Christopher Micheal Benjamin, 42, was taken into custody by the Chilton County Sheriff’s Office on Aug. 6 after the victim’s caretaker reported the abuse and information from a forensic interview with the subject warranted his arrest.
Benjamin is charged with first-degree sexual abuse, enticing a child for immoral purposes and parole violation.
It was his third arrest in three days.
Clanton police arrested him on Aug. 3 for public intoxication and then on Aug. 4 for disorderly conduct before he had left the county jail parking lot, according to CCSO.

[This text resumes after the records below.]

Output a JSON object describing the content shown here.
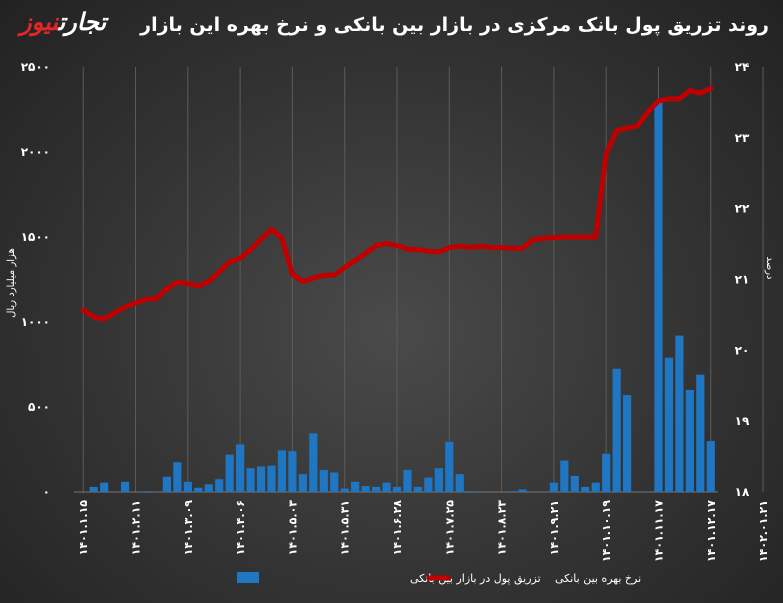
{
  "header": {
    "title": "روند تزریق پول بانک مرکزی در بازار بین بانکی و نرخ بهره این بازار",
    "logo_part1": "تجارت",
    "logo_part2": "نیوز"
  },
  "colors": {
    "bar": "#1f77c4",
    "line": "#c00000",
    "grid": "#5c5c5c"
  },
  "chart_data": {
    "type": "bar",
    "left_axis": {
      "label": "هزار میلیارد ریال",
      "ylim": [
        0,
        2500
      ],
      "ticks": [
        "۲۵۰۰",
        "۲۰۰۰",
        "۱۵۰۰",
        "۱۰۰۰",
        "۵۰۰",
        "۰"
      ]
    },
    "right_axis": {
      "label": "درصد",
      "ylim": [
        18,
        24
      ],
      "ticks": [
        "۲۴",
        "۲۳",
        "۲۲",
        "۲۱",
        "۲۰",
        "۱۹",
        "۱۸"
      ]
    },
    "x_tick_labels": [
      "۱۴۰۱.۱.۱۵",
      "۱۴۰۱.۲.۱۱",
      "۱۴۰۱.۳.۰۹",
      "۱۴۰۱.۴.۰۶",
      "۱۴۰۱.۵.۰۳",
      "۱۴۰۱.۵.۳۱",
      "۱۴۰۱.۶.۲۸",
      "۱۴۰۱.۷.۲۵",
      "۱۴۰۱.۸.۲۳",
      "۱۴۰۱.۹.۲۱",
      "۱۴۰۱.۱۰.۱۹",
      "۱۴۰۱.۱۱.۱۷",
      "۱۴۰۱.۱۲.۱۷",
      "۱۴۰۲.۰۱.۲۱",
      "۱۴۰۲.۰۲.۲۰"
    ],
    "x_tick_positions": [
      0,
      5,
      10,
      15,
      20,
      25,
      30,
      35,
      40,
      45,
      50,
      55,
      60,
      65,
      70
    ],
    "series": [
      {
        "name": "تزریق پول در بازار بین بانکی",
        "kind": "bar",
        "axis": "left",
        "values": [
          0,
          30,
          55,
          0,
          60,
          0,
          5,
          0,
          90,
          175,
          60,
          25,
          45,
          75,
          220,
          280,
          140,
          150,
          155,
          245,
          240,
          105,
          345,
          130,
          115,
          20,
          60,
          35,
          30,
          55,
          30,
          130,
          30,
          85,
          140,
          295,
          105,
          5,
          0,
          0,
          0,
          5,
          15,
          0,
          0,
          55,
          185,
          95,
          30,
          55,
          225,
          725,
          570,
          0,
          0,
          2300,
          790,
          920,
          600,
          690,
          300
        ]
      },
      {
        "name": "نرخ بهره بین بانکی",
        "kind": "line",
        "axis": "right",
        "values": [
          20.57,
          20.47,
          20.44,
          20.53,
          20.61,
          20.67,
          20.72,
          20.73,
          20.87,
          20.96,
          20.94,
          20.91,
          20.97,
          21.11,
          21.25,
          21.3,
          21.42,
          21.57,
          21.71,
          21.58,
          21.07,
          20.97,
          21.02,
          21.06,
          21.06,
          21.17,
          21.27,
          21.37,
          21.48,
          21.51,
          21.48,
          21.43,
          21.42,
          21.4,
          21.39,
          21.45,
          21.47,
          21.45,
          21.47,
          21.45,
          21.45,
          21.44,
          21.44,
          21.56,
          21.58,
          21.59,
          21.6,
          21.6,
          21.6,
          21.6,
          22.78,
          23.1,
          23.14,
          23.17,
          23.37,
          23.52,
          23.55,
          23.55,
          23.67,
          23.63,
          23.7
        ]
      }
    ],
    "legend_position": "bottom",
    "grid": true
  }
}
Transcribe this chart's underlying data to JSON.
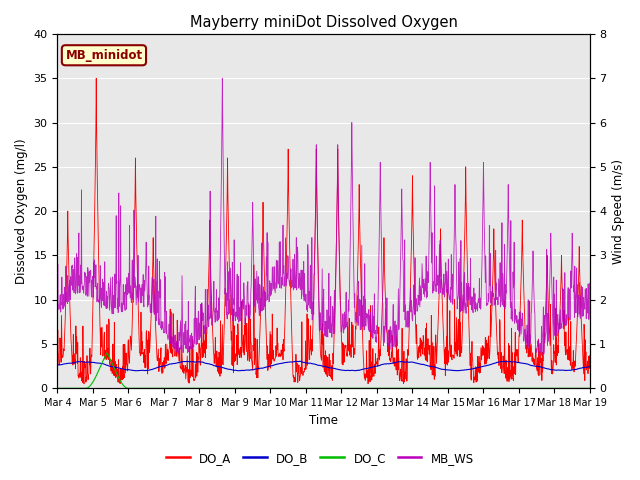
{
  "title": "Mayberry miniDot Dissolved Oxygen",
  "xlabel": "Time",
  "ylabel_left": "Dissolved Oxygen (mg/l)",
  "ylabel_right": "Wind Speed (m/s)",
  "ylim_left": [
    0,
    40
  ],
  "ylim_right": [
    0.0,
    8.0
  ],
  "yticks_left": [
    0,
    5,
    10,
    15,
    20,
    25,
    30,
    35,
    40
  ],
  "yticks_right": [
    0.0,
    1.0,
    2.0,
    3.0,
    4.0,
    5.0,
    6.0,
    7.0,
    8.0
  ],
  "xtick_labels": [
    "Mar 4",
    "Mar 5",
    "Mar 6",
    "Mar 7",
    "Mar 8",
    "Mar 9",
    "Mar 10",
    "Mar 11",
    "Mar 12",
    "Mar 13",
    "Mar 14",
    "Mar 15",
    "Mar 16",
    "Mar 17",
    "Mar 18",
    "Mar 19"
  ],
  "colors": {
    "DO_A": "#ff0000",
    "DO_B": "#0000cc",
    "DO_C": "#00bb00",
    "MB_WS": "#bb00bb",
    "bg": "#e8e8e8",
    "legend_box_bg": "#ffffcc",
    "legend_box_edge": "#8b0000"
  },
  "legend_label": "MB_minidot",
  "n_days": 15,
  "seed": 42
}
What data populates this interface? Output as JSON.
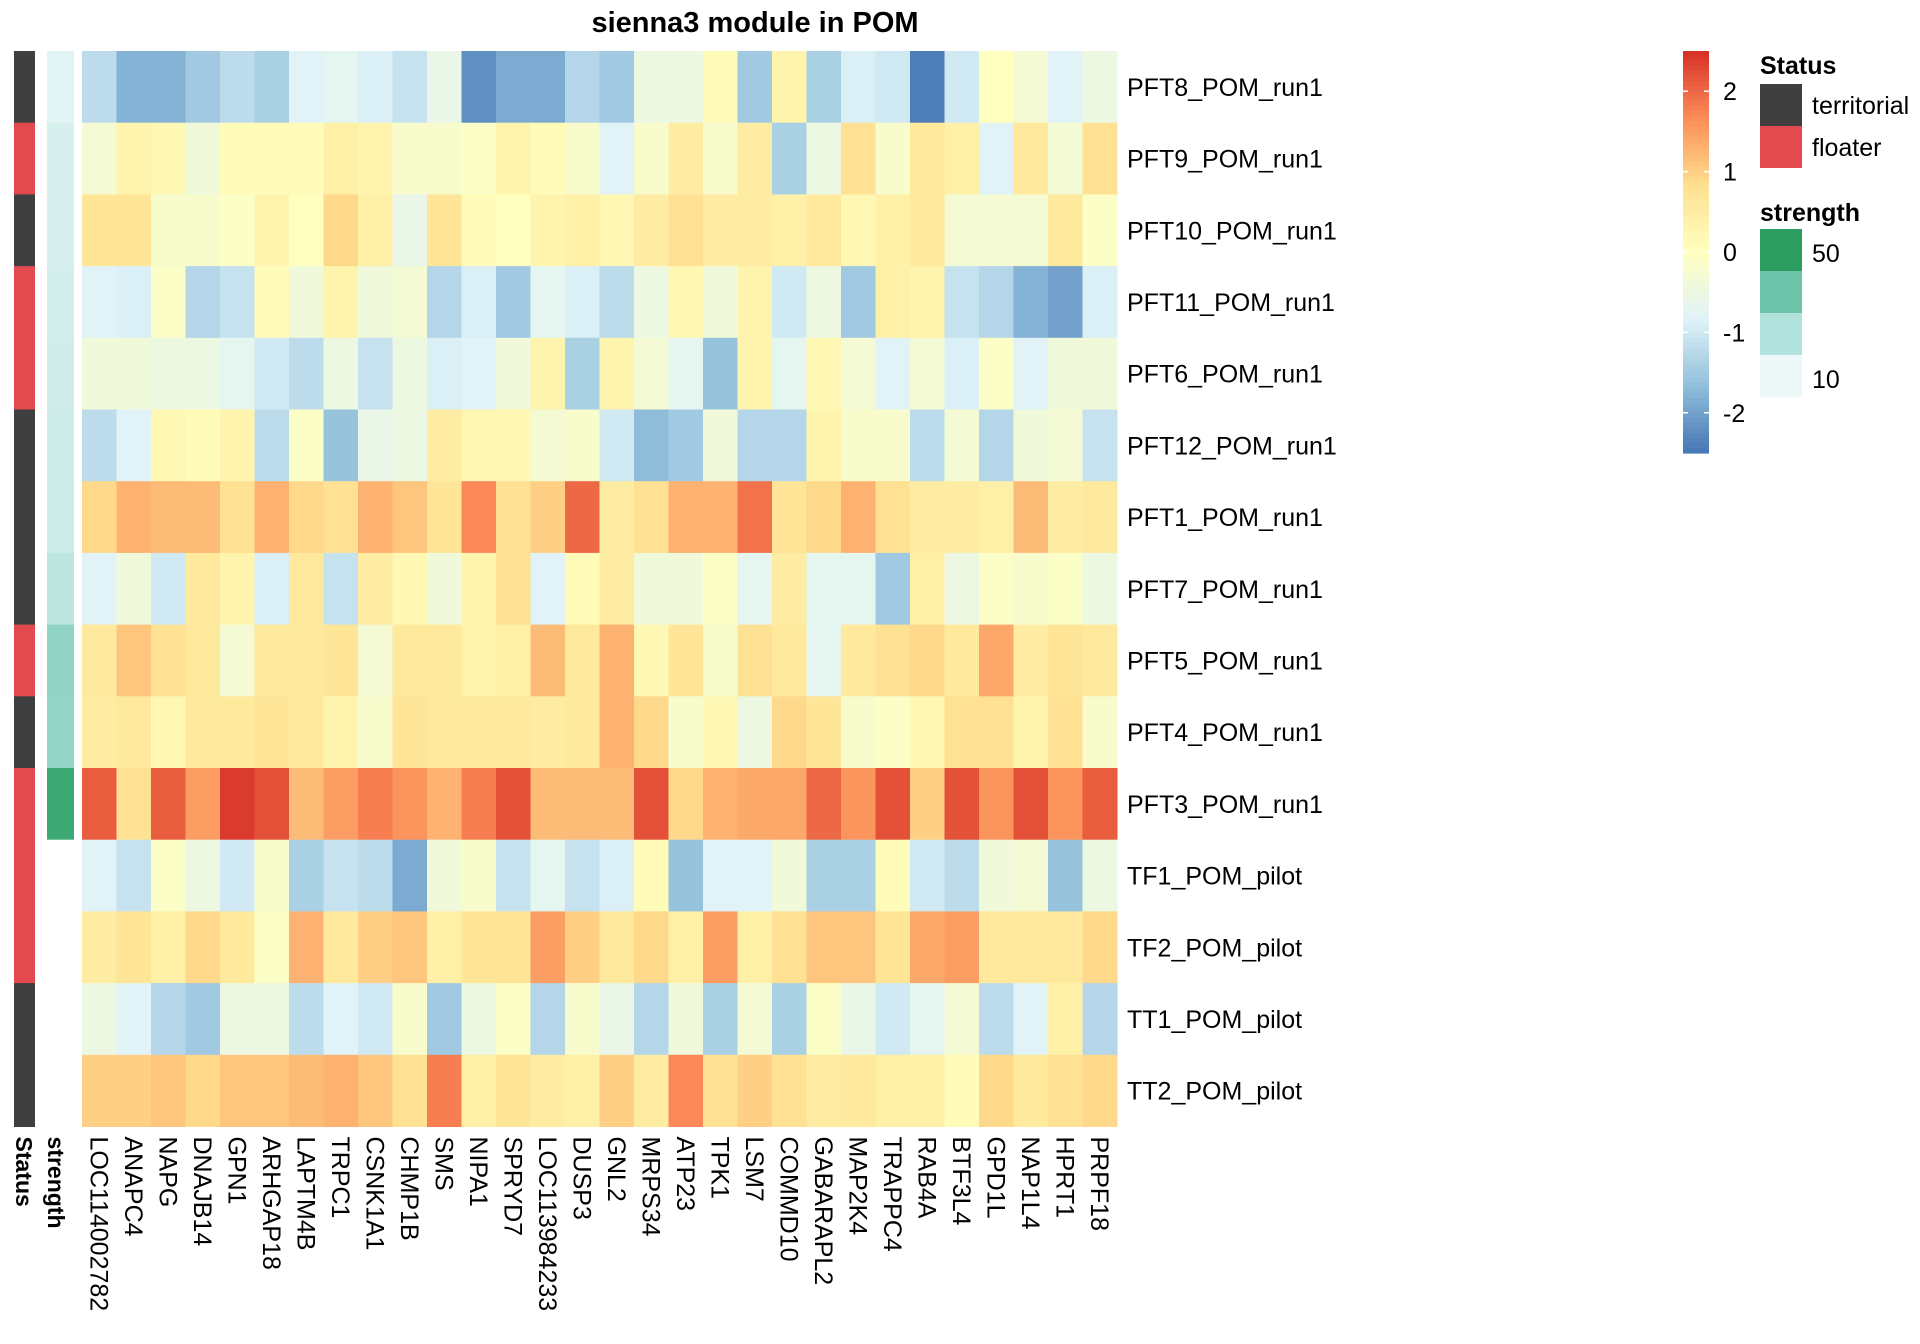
{
  "chart_data": {
    "type": "heatmap",
    "title": "sienna3 module in POM",
    "rows": [
      "PFT8_POM_run1",
      "PFT9_POM_run1",
      "PFT10_POM_run1",
      "PFT11_POM_run1",
      "PFT6_POM_run1",
      "PFT12_POM_run1",
      "PFT1_POM_run1",
      "PFT7_POM_run1",
      "PFT5_POM_run1",
      "PFT4_POM_run1",
      "PFT3_POM_run1",
      "TF1_POM_pilot",
      "TF2_POM_pilot",
      "TT1_POM_pilot",
      "TT2_POM_pilot"
    ],
    "columns": [
      "LOC114002782",
      "ANAPC4",
      "NAPG",
      "DNAJB14",
      "GPN1",
      "ARHGAP18",
      "LAPTM4B",
      "TRPC1",
      "CSNK1A1",
      "CHMP1B",
      "SMS",
      "NIPA1",
      "SPRYD7",
      "LOC113984233",
      "DUSP3",
      "GNL2",
      "MRPS34",
      "ATP23",
      "TPK1",
      "LSM7",
      "COMMD10",
      "GABARAPL2",
      "MAP2K4",
      "TRAPPC4",
      "RAB4A",
      "BTF3L4",
      "GPD1L",
      "NAP1L4",
      "HPRT1",
      "PRPF18"
    ],
    "values": [
      [
        -1.2,
        -1.8,
        -1.8,
        -1.5,
        -1.2,
        -1.4,
        -0.8,
        -0.7,
        -0.9,
        -1.1,
        -0.6,
        -2.2,
        -1.9,
        -1.9,
        -1.3,
        -1.5,
        -0.5,
        -0.5,
        0.1,
        -1.5,
        0.3,
        -1.4,
        -0.9,
        -1.0,
        -2.4,
        -1.0,
        0.0,
        -0.3,
        -0.8,
        -0.5
      ],
      [
        -0.3,
        0.3,
        0.2,
        -0.4,
        0.1,
        0.1,
        0.1,
        0.4,
        0.3,
        -0.2,
        -0.2,
        -0.1,
        0.3,
        0.1,
        -0.2,
        -0.8,
        -0.2,
        0.5,
        -0.2,
        0.5,
        -1.4,
        -0.5,
        0.8,
        -0.2,
        0.6,
        0.4,
        -0.8,
        0.6,
        -0.3,
        0.8
      ],
      [
        0.7,
        0.7,
        -0.2,
        -0.2,
        -0.1,
        0.3,
        0.0,
        0.9,
        0.4,
        -0.6,
        0.7,
        0.1,
        0.0,
        0.3,
        0.4,
        0.2,
        0.5,
        0.8,
        0.5,
        0.5,
        0.4,
        0.6,
        0.2,
        0.4,
        0.6,
        -0.3,
        -0.3,
        -0.3,
        0.6,
        -0.1
      ],
      [
        -0.8,
        -0.9,
        -0.1,
        -1.3,
        -1.1,
        0.1,
        -0.4,
        0.3,
        -0.4,
        -0.3,
        -1.3,
        -0.9,
        -1.5,
        -0.7,
        -0.9,
        -1.2,
        -0.5,
        0.2,
        -0.4,
        0.3,
        -1.0,
        -0.5,
        -1.5,
        0.4,
        0.3,
        -1.1,
        -1.3,
        -1.8,
        -2.0,
        -0.9
      ],
      [
        -0.4,
        -0.4,
        -0.5,
        -0.5,
        -0.7,
        -1.0,
        -1.2,
        -0.5,
        -1.1,
        -0.5,
        -0.9,
        -0.8,
        -0.4,
        0.3,
        -1.4,
        0.3,
        -0.3,
        -0.7,
        -1.6,
        0.3,
        -0.7,
        0.2,
        -0.3,
        -0.8,
        -0.3,
        -0.9,
        -0.1,
        -0.8,
        -0.4,
        -0.4
      ],
      [
        -1.2,
        -0.8,
        0.2,
        0.1,
        0.3,
        -1.2,
        -0.1,
        -1.6,
        -0.6,
        -0.5,
        0.5,
        0.2,
        0.2,
        -0.3,
        -0.2,
        -1.0,
        -1.7,
        -1.5,
        -0.4,
        -1.3,
        -1.3,
        0.3,
        -0.2,
        -0.2,
        -1.2,
        -0.3,
        -1.3,
        -0.4,
        -0.3,
        -1.1
      ],
      [
        0.9,
        1.3,
        1.2,
        1.2,
        0.8,
        1.3,
        0.9,
        0.8,
        1.3,
        1.1,
        0.7,
        1.7,
        0.8,
        1.0,
        2.0,
        0.5,
        0.8,
        1.3,
        1.3,
        1.9,
        0.7,
        0.9,
        1.3,
        0.8,
        0.5,
        0.5,
        0.4,
        1.2,
        0.5,
        0.6
      ],
      [
        -0.8,
        -0.4,
        -1.0,
        0.6,
        0.3,
        -0.9,
        0.6,
        -1.1,
        0.5,
        0.2,
        -0.4,
        0.3,
        0.8,
        -0.8,
        0.1,
        0.5,
        -0.4,
        -0.4,
        -0.1,
        -0.7,
        0.5,
        -0.7,
        -0.7,
        -1.5,
        0.4,
        -0.5,
        -0.1,
        -0.2,
        -0.1,
        -0.5
      ],
      [
        0.6,
        1.1,
        0.8,
        0.6,
        -0.3,
        0.6,
        0.6,
        0.7,
        -0.3,
        0.6,
        0.6,
        0.3,
        0.4,
        1.2,
        0.6,
        1.3,
        0.2,
        0.7,
        -0.2,
        0.8,
        0.6,
        -0.7,
        0.6,
        0.8,
        0.9,
        0.6,
        1.4,
        0.5,
        0.7,
        0.6
      ],
      [
        0.5,
        0.6,
        0.2,
        0.6,
        0.6,
        0.7,
        0.6,
        0.3,
        -0.2,
        0.7,
        0.6,
        0.6,
        0.6,
        0.5,
        0.6,
        1.3,
        0.9,
        -0.2,
        0.2,
        -0.5,
        0.9,
        0.7,
        -0.2,
        -0.1,
        0.2,
        0.8,
        0.8,
        0.3,
        0.8,
        -0.2
      ],
      [
        2.1,
        0.8,
        2.1,
        1.5,
        2.4,
        2.2,
        1.2,
        1.5,
        1.8,
        1.6,
        1.3,
        1.8,
        2.2,
        1.2,
        1.2,
        1.2,
        2.2,
        0.9,
        1.3,
        1.4,
        1.4,
        2.0,
        1.6,
        2.2,
        1.0,
        2.2,
        1.6,
        2.2,
        1.6,
        2.1
      ],
      [
        -0.8,
        -1.1,
        -0.1,
        -0.5,
        -1.0,
        -0.2,
        -1.4,
        -1.1,
        -1.2,
        -1.9,
        -0.4,
        -0.2,
        -1.1,
        -0.7,
        -1.1,
        -0.9,
        0.1,
        -1.6,
        -0.8,
        -0.8,
        -0.4,
        -1.4,
        -1.4,
        0.1,
        -1.0,
        -1.2,
        -0.4,
        -0.3,
        -1.6,
        -0.5
      ],
      [
        0.5,
        0.7,
        0.4,
        0.9,
        0.6,
        -0.1,
        1.3,
        0.6,
        1.0,
        1.1,
        0.4,
        0.7,
        0.7,
        1.5,
        1.0,
        0.6,
        0.9,
        0.4,
        1.5,
        0.4,
        0.8,
        1.1,
        1.1,
        0.7,
        1.4,
        1.5,
        0.6,
        0.6,
        0.6,
        0.9
      ],
      [
        -0.5,
        -0.8,
        -1.3,
        -1.5,
        -0.5,
        -0.5,
        -1.2,
        -0.8,
        -1.0,
        -0.2,
        -1.5,
        -0.5,
        -0.1,
        -1.3,
        -0.2,
        -0.6,
        -1.3,
        -0.4,
        -1.4,
        -0.3,
        -1.4,
        -0.1,
        -0.6,
        -1.0,
        -0.7,
        -0.3,
        -1.2,
        -0.8,
        0.4,
        -1.3
      ],
      [
        1.0,
        1.0,
        1.1,
        0.9,
        1.1,
        1.1,
        1.2,
        1.3,
        1.1,
        0.8,
        1.8,
        0.4,
        0.7,
        0.5,
        0.4,
        1.0,
        0.5,
        1.7,
        0.8,
        1.0,
        0.8,
        0.5,
        0.6,
        0.4,
        0.4,
        0.1,
        0.9,
        0.6,
        0.8,
        0.9
      ]
    ],
    "annotations": {
      "status": [
        "territorial",
        "floater",
        "territorial",
        "floater",
        "floater",
        "territorial",
        "territorial",
        "territorial",
        "floater",
        "territorial",
        "floater",
        "floater",
        "floater",
        "territorial",
        "territorial"
      ],
      "strength": [
        9,
        12,
        12,
        13,
        14,
        15,
        16,
        20,
        32,
        31,
        55,
        null,
        null,
        null,
        null
      ]
    },
    "annotation_labels": [
      "Status",
      "strength"
    ],
    "legend_position": "right",
    "color_legend": {
      "ticks": [
        2,
        1,
        0,
        -1,
        -2
      ],
      "range": [
        -2.5,
        2.5
      ],
      "colors": [
        "#4575b4",
        "#91bfdb",
        "#e0f3f8",
        "#ffffbf",
        "#fee090",
        "#fc8d59",
        "#d73027"
      ]
    },
    "status_legend": {
      "title": "Status",
      "items": [
        {
          "label": "territorial",
          "color": "#3f3f3f"
        },
        {
          "label": "floater",
          "color": "#e34a50"
        }
      ]
    },
    "strength_legend": {
      "title": "strength",
      "labels": [
        "50",
        "10"
      ],
      "colors": [
        "#2a9d5f",
        "#6cc4a9",
        "#b2e2dc",
        "#eef8f8"
      ],
      "range": [
        5,
        60
      ]
    },
    "missing_color": "#ffffff"
  }
}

According to Asst. Chief Deputy Shane Mayfield, Benjamin was released on parole in May 2017 while serving four life sentences for four counts of attempted murder plus a 15-year sentence for shooting into an occupied vehicle and a 25-year sentence for distribution of crack cocaine.
Mayfield has been arresting and re-arresting Benjamin since 1995.
The Department of Corrections has 2.5 pages of disciplinary reports documenting Benjamin’s violent behavior in prison, according to Mayfield.
Reports include instances of stabbing, arson, assault, fighting with a weapon, unauthorized possession of a weapon and prison contraband, disorderly conduct, making threats to employees and more.
“There should have been no expectation that he was going to do better when he got out,” Mayfield said.
Sheriff John Shearon said the state’s prison reform act, which is intended to prevent overcrowding in Alabama prisons by releasing nonviolent offenders after serving some time but retaining violent offenders, is allowing too many violent offenders to slip through the cracks of the system.
“This is what we’re dealing with now,” Shearon said. “Violent offenders are supposed to be in prison, and they’re not.”
According to CCSO, the child was as much a victim of the abuser as a victim of the justice system.
“That’s our aggravation — that child should never have been a victim, and we should have never had to have dealt with his case if the justice system had worked and he was where he was supposed to be,” Mayfield said.